The protest came from the woman. Before Chakotay realised what was happening she'd stepped out from behind him with something in her hand – a can of mace. She sprayed it right in her attacker's face. He roared in pain, dropping the bag and the knife and putting his hands up to his eyes. Chakotay grabbed her by the hips, yanking her back out of his reach, but the guy knew he was beaten. He fled, crashing through the gates and out into the streets beyond.
Chakotay bent double, spent and breathing hard.
"Wow, coach," said one of the kids, into the ensuing silence. "That was fat. Ain't never seen you move like that before."
There were other murmurs of assent as Chakotay straightened up. "Go home," he told them. "Right now, all of you. Go home."
Some of them started to move, but Torres stood her ground, arms crossed. "Red bandana," she said. "You know what that means, right?"
"Yes, B'Elanna, I know what that means."
"Could be trouble."
"That's why I don't want you here. Go. Now."
She eyed the woman beside him with the kind of deep suspicion a cat reserves for a collar, then shrugged. "Gone."
Chakotay turned. The woman barely came up to his shoulder, hair with a hint of auburn pulled up in a French pleat made wispy and undefined by her ordeal. Pale skin dappled with faint freckles, eyes bluer than a summer sky: definitely not from this neighbourhood. She was shaking, but only slightly and he thought it was more a result of spent adrenaline than fear. There was a cut across her cheekbone that was bleeding badly and would bruise even worse. He reached out to catch her chin with his thumb and forefinger but she reared back, eyes flashing.
"Whoa!" he said, holding his hands up. "I just want to help. I've got a first aid kit in the gym. I can clean that up."
"I'm fine."
He glanced her over, taking in the tailored white jacket over black fitted top, the white trousers with streaks of dirt from her tussle and the rip that was rapidly developing a scarlet plume from the scrape beneath. The petite ankle boots that perfectly matched the bag she'd been willing to risk her life for. "Pretty sure you've got a long way to go to get home. You really want to bleed all over your car?"

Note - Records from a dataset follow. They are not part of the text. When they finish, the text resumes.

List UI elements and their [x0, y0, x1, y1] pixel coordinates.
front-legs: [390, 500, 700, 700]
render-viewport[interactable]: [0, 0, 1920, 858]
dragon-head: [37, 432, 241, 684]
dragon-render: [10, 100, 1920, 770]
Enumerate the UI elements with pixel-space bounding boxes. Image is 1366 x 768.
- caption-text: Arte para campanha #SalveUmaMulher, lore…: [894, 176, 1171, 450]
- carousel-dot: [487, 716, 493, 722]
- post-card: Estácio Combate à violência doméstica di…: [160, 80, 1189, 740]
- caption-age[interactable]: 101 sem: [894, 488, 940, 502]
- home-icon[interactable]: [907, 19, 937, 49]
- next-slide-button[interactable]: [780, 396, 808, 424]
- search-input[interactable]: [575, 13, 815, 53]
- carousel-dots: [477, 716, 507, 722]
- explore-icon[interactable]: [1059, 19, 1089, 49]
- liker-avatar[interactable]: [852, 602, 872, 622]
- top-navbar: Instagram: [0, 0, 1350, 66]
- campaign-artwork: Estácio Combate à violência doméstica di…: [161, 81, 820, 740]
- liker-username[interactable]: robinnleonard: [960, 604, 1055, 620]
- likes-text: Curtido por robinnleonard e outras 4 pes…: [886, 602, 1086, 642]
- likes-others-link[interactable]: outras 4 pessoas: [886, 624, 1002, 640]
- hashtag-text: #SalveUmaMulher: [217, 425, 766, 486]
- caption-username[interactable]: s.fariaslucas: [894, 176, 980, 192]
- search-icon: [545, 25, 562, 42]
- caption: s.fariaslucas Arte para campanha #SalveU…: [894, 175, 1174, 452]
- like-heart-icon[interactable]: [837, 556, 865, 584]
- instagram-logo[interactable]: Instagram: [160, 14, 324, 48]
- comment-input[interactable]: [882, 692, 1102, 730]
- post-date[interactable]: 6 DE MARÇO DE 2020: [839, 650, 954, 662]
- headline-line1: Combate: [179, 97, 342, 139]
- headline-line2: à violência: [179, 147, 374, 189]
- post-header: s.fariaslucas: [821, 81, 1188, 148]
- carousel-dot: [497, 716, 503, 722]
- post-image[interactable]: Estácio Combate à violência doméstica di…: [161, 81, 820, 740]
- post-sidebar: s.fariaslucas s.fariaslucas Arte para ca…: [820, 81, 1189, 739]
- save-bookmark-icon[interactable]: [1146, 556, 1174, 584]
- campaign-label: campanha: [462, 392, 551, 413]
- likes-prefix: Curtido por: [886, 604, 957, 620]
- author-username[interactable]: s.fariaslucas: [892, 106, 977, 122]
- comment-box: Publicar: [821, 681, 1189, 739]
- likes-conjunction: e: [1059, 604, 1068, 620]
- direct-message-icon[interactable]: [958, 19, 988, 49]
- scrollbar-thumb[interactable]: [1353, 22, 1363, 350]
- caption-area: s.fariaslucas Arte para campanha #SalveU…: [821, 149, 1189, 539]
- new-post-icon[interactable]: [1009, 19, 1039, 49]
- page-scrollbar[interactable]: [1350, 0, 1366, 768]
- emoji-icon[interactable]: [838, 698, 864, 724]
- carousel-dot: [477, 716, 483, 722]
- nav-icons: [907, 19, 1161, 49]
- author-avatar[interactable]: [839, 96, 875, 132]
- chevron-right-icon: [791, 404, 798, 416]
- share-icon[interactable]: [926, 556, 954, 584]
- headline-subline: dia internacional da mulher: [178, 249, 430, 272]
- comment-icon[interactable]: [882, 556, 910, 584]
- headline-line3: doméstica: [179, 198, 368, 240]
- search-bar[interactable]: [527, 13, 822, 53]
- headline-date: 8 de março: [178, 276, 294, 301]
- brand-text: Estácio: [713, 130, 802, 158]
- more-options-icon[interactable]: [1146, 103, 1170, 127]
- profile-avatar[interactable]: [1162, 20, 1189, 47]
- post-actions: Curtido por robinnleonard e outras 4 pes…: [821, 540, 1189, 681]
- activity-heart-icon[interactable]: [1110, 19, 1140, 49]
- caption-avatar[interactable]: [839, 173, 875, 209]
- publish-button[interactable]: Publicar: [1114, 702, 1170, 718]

She put her hands on her hips and tilted her chin into the last glance of sunlight, sharp and defiant, all angle and edge. He opened his mouth to say something else but whatever it was sputtered into nothing. He was a browser at a flea market, flipping through paintings and struck dumb to find an old master concealed between the Banksy rip-offs. A second later consternation at himself swiftly translated into annoyance with her.
"For the record, lady," he said, "around here, if a guy like that wants your bag, you give him your damn bag. I don't care what label it's got on it or how much it cost on Rodeo Drive, it's not worth a life. Not yours and definitely not mine or one of my kids."
"I don't-" she began, raising her hand to brush away something from her cheek. Her fingers came away bloody and she looked at them in surprise. "Oh."
Chakotay shook his head. "Come on," he said. "Let me sort that out for you. Keep hold of the mace if it makes you feel any better."
He started walking. After a moment or two he heard her footsteps behind him.